For the reasons stated herein, it appears that the plaintiff's complaint is subject to dismissal under 28 U.S.C. §§ 1915A(b) and 1915(e)(2)(B) for failure to state a claim upon which relief may be granted. The plaintiff is required to show good cause why his complaint should not be dismissed for the reasons stated herein and to address the status of his requests for religious exception. He is also given the opportunity to file a complete and proper amended complaint upon court-approved forms that cures all the deficiencies discussed herein.

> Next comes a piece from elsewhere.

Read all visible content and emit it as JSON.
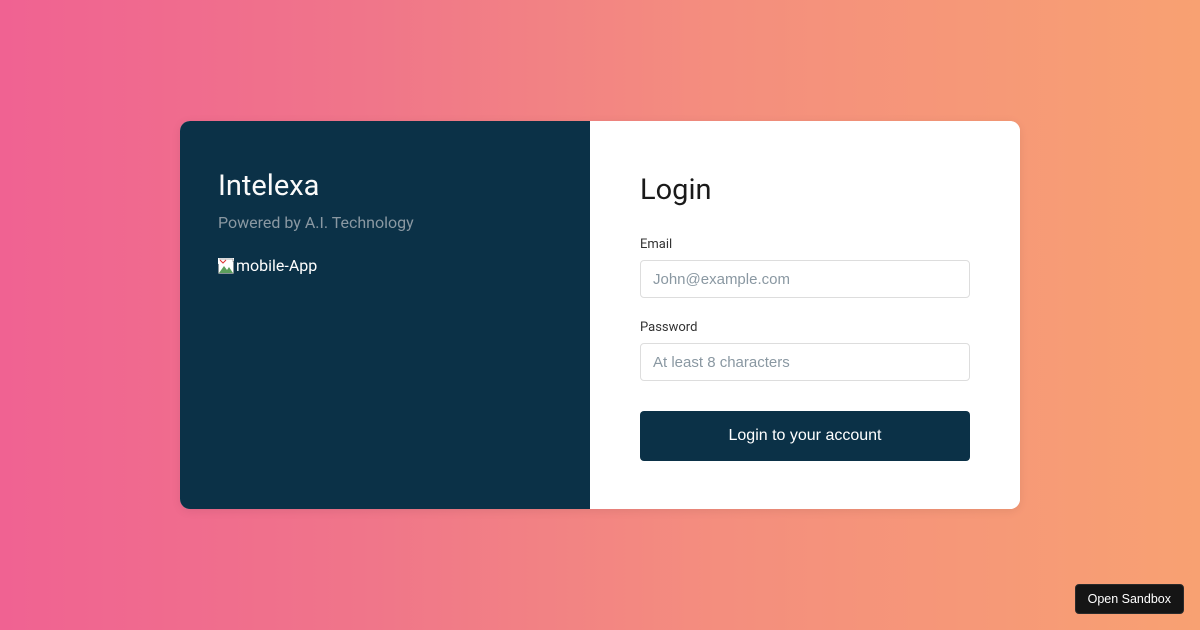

This amended complaint is to be proper and complete alleging only properly joined claims and defendants, alleging sufficient facts to state a claim for a federal constitutional violation legally and factually viable in federal court, and alleging exhaustion of administrative remedies for his pending religious exception requests. If the plaintiff does not file her goodcause response and/or her amended complaint within the prescribed time, this matter will be decided based upon the current deficient complaint and may be dismissed without further notice.
IT IS THEREFORE ORDERED that the plaintiff is granted until May 25, 2022, in which to show good cause, in writing, to the Honorable Sam A. Crow, United States District Judge, why his complaint should not be dismissed for the reasons stated herein, and is also granted until May 25, 2022, in which to file a complete and proper amended complaint curing all the deficiencies discussed herein. The plaintiff's failure to file a good-cause response and/or his amended complaint by May 25, 2022, will result in the court deciding this matter based upon the current deficient complaint and dismissing without further notice.